Thanks to New Labour, anybody can get in to Uni.
And thanks to that charlatan Gove, the new, allegedly more robust A levels will have made no difference at all.
Here’s why: concerns about grade inflation resulted in new syllabuses getting devised and implemented very much on the hoof. In the subject that I taught, so much additional, superfluous and dull content was introduced that I had to adopt a cramming approach from day one in order to get through everything in 5 terms. This not only took the joy out of classroom teaching but also deprived my students of opportunities to engage in the type of evaluative, logical and lateral thinking that is essential in order to access the highest grades.
Additionally, the terminal examinations could include questions about anything on the course. For example, the summer 2019 paper included a question on the ethics of something called ‘PGD’ or Pre-Implantation Genetic Diagnosis. This is a form of IVF that includes screening for devastating childhood illnesses like Tay-Sachs.
As it happens, it is a topic that know a fair bit about. However, the only textbook for the new course that had been published up to that point contained all of two sentences on this specific variation of IVF. And my students were expected to write for 30 minutes on the subject.
Fortunately, a few of them sussed out what it was and were able to improvise.They did okay. But the weaker ones were left high and dry. And none at all received the benefit of my extra knowledge because there was no time to impart it and I did not anticipate the possibility that there would be a substantial question on such a small bit of the syllabus. Fortunately, the students also still did well overall so I did not leave teaching with a poor set of results with this final cohort.
You may at this point be wondering where all this is leading. Well, because the new courses were introduced in such a cack-handed fashion, the examinations were marked extremely generously. So the upshot of it all was that students ended up with pretty much the same grades that they might have received had they studied the content of the older A level courses.

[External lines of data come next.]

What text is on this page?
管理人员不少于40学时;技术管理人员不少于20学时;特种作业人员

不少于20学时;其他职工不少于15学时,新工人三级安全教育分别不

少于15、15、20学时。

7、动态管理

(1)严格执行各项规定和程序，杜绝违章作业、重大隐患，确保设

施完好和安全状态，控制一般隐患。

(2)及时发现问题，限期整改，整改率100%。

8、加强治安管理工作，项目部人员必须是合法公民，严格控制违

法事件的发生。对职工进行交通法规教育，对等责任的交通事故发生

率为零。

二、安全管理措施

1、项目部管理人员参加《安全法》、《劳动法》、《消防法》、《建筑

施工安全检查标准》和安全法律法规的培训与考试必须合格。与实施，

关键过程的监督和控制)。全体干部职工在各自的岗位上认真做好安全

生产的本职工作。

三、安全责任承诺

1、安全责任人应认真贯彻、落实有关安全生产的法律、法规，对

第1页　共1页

So what Gove (abetted by that other idiot Cummings who was assisting him at the time) effectively did was to introduce reforms that must have cost millions and have bequeathed to the nation a vastly inferior qualification.
The same is also true when it comes to GCSE.
There’s one other thing: more than four years after these new courses were phased in far too prematurely, there are still no adequate textbooks covering some aspects of the content for my subject. I am a published author and very well-placed to fill the gap now that I am semi-retired. However, I figured out that it would take me about four years to produce something half-decent, a project that I am disinclined to undertake because - as I have already mentioned - much of the ground I would have to cover is balls achingly boring.
In summary, whatever problems New Labour have created as far as our education system is concerned have been vastly compounded since.
There’s one other related issue that is worth a mention : Gove also made it easier to get rid of incompetent teachers. That may sound all well and good, but again the view from the inside is different. What actually happened was that cash strapped senior management used this new system to get rid of the older, more expensive members of staff, precisely the ones with the expertise to deliver the new syllabuses.
Okay, rant over. But just in case anyone is wondering, I taught in the independent sector for two decades and therefore avoided the aforementioned cull. I was also able to walk away from the classroom a bit earlier because I was could draw on personal savings in order to do so.
I realise that I have digressed here but someone needs to point out how much worse the system has become. And so if I was a parent with bright kids who have yet to sit A levels, I might start to see if any schools in the area offer the IB qualification as an alternative to A levels, as it is, for my money, a superior qualification that encourages independent thought and the cultivation of skills that are essential for university study, qualities that teenagers might not otherwise get to develop because there is simply no time for them to do so because of Gove’s inept reforms.